A good answer: “I could not have written the regex it produced, but I spent time with the regex syntax docs afterward and now I could write something equivalent.” The learning happened after the AI interaction, not instead of it. That is the pattern worth reinforcing.
A concerning answer: “I accepted a lot of the error handling patterns it suggested and honestly I am not sure why they work.” Not because the patterns are necessarily wrong, but because error handling is exactly the kind of code that needs to be understood, not cargo-culted. The error handling the junior wrote will encounter real errors, and they need to be able to reason about what happens.
The check-in also surfaces repetition. If the same category of code keeps appearing in the “could not reproduce” list over multiple weeks — always regex, always async error handling, always database query construction — that is a gap worth addressing directly. Add an explicit exercise: write three of these by hand, without AI, and then explain them. Then return to AI-assisted production. The goal is not to make writing them from scratch the permanent mode; it is to make the AI output legible when it appears.
What this is not
This is not an argument that AI tools are bad for junior development. The evidence runs the other way. A junior with good foundations who uses AI well learns faster than a junior of the same ability without AI, because the volume of feedback interactions is higher and the iteration cycle is shorter.
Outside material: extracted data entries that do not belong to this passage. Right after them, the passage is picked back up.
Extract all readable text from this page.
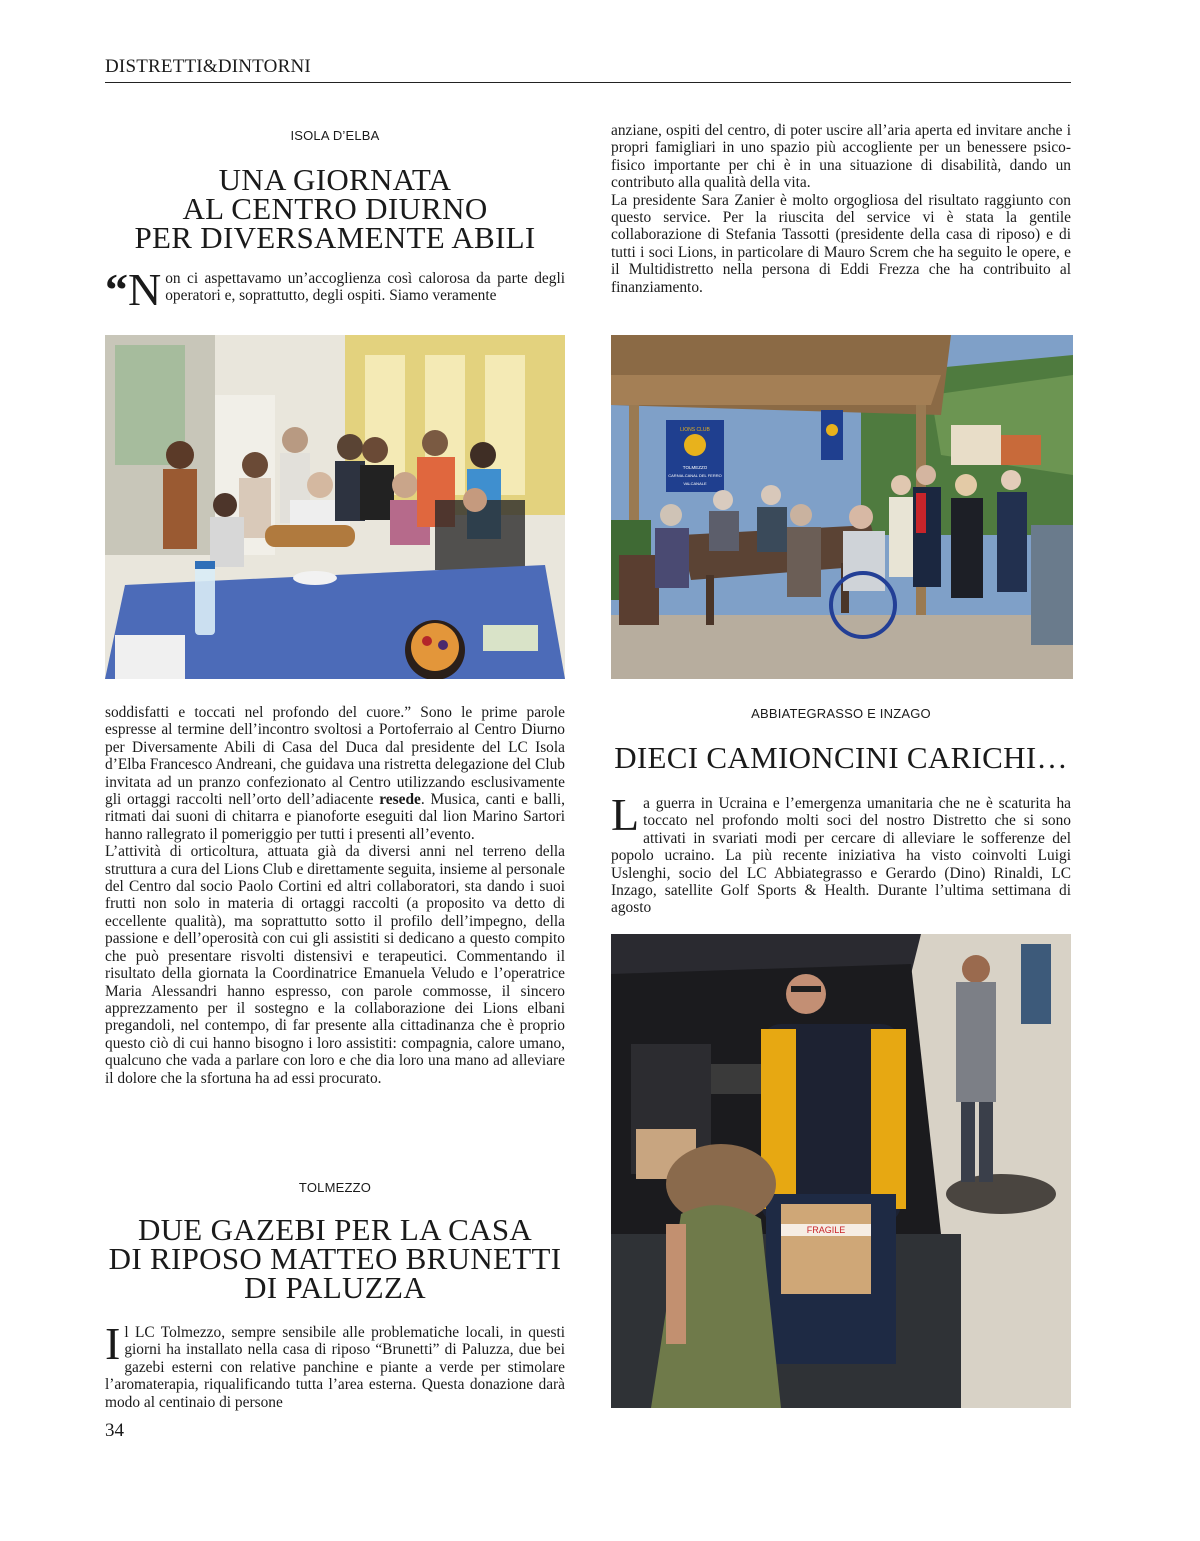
DISTRETTI&DINTORNI
ISOLA D’ELBA
UNA GIORNATA
AL CENTRO DIURNO
PER DIVERSAMENTE ABILI

“ N on ci aspettavamo un’accoglienza così calorosa da parte degli operatori e, soprattutto, degli ospiti. Siamo veramente

soddisfatti e toccati nel profondo del cuore.” Sono le prime parole espresse al termine dell’incontro svoltosi a Portoferraio al Centro Diurno per Diversamente Abili di Casa del Duca dal presidente del LC Isola d’Elba Francesco Andreani, che guidava una ristretta delegazione del Club invitata ad un pranzo confezionato al Centro utilizzando esclusivamente gli ortaggi raccolti nell’orto dell’adiacente resede. Musica, canti e balli, ritmati dai suoni di chitarra e pianoforte eseguiti dal lion Marino Sartori hanno rallegrato il pomeriggio per tutti i presenti all’evento.

L’attività di orticoltura, attuata già da diversi anni nel terreno della struttura a cura del Lions Club e direttamente seguita, insieme al personale del Centro dal socio Paolo Cortini ed altri collaboratori, sta dando i suoi frutti non solo in materia di ortaggi raccolti (a proposito va detto di eccellente qualità), ma soprattutto sotto il profilo dell’impegno, della passione e dell’operosità con cui gli assistiti si dedicano a questo compito che può presentare risvolti distensivi e terapeutici. Commentando il risultato della giornata la Coordinatrice Emanuela Veludo e l’operatrice Maria Alessandri hanno espresso, con parole commosse, il sincero apprezzamento per il sostegno e la collaborazione dei Lions elbani pregandoli, nel contempo, di far presente alla cittadinanza che è proprio questo ciò di cui hanno bisogno i loro assistiti: compagnia, calore umano, qualcuno che vada a parlare con loro e che dia loro una mano ad alleviare il dolore che la sfortuna ha ad essi procurato.

TOLMEZZO
DUE GAZEBI PER LA CASA
DI RIPOSO MATTEO BRUNETTI
DI PALUZZA

Il LC Tolmezzo, sempre sensibile alle problematiche locali, in questi giorni ha installato nella casa di riposo “Brunetti” di Paluzza, due bei gazebi esterni con relative panchine e piante a verde per stimolare l’aromaterapia, riqualificando tutta l’area esterna. Questa donazione darà modo al centinaio di persone

anziane, ospiti del centro, di poter uscire all’aria aperta ed invitare anche i propri famigliari in uno spazio più accogliente per un benessere psico-fisico importante per chi è in una situazione di disabilità, dando un contributo alla qualità della vita.

La presidente Sara Zanier è molto orgogliosa del risultato raggiunto con questo service. Per la riuscita del service vi è stata la gentile collaborazione di Stefania Tassotti (presidente della casa di riposo) e di tutti i soci Lions, in particolare di Mauro Screm che ha seguito le opere, e il Multidistretto nella persona di Eddi Frezza che ha contribuito al finanziamento.

LIONS CLUB
TOLMEZZO
CARNIA-CANAL DEL FERRO
VALCANALE
ABBIATEGRASSO E INZAGO
DIECI CAMIONCINI CARICHI…

La guerra in Ucraina e l’emergenza umanitaria che ne è scaturita ha toccato nel profondo molti soci del nostro Distretto che si sono attivati in svariati modi per cercare di alleviare le sofferenze del popolo ucraino. La più recente iniziativa ha visto coinvolti Luigi Uslenghi, socio del LC Abbiategrasso e Gerardo (Dino) Rinaldi, LC Inzago, satellite Golf Sports & Health. Durante l’ultima settimana di agosto

FRAGILE
34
The argument is narrower: the curriculum has to account for what the tools hide. The skills AI assistance makes unnecessary to practice are exactly the ones that become critical when the assistance fails or misleads. A training program that ignores this produces developers who are fast until they hit the edge cases of the AI workflow — the legacy system, the internal API, the bug the model confidently explains wrong — and then surprisingly helpless.
Building the foundations first is not a tax on AI adoption. It is what makes AI adoption durable.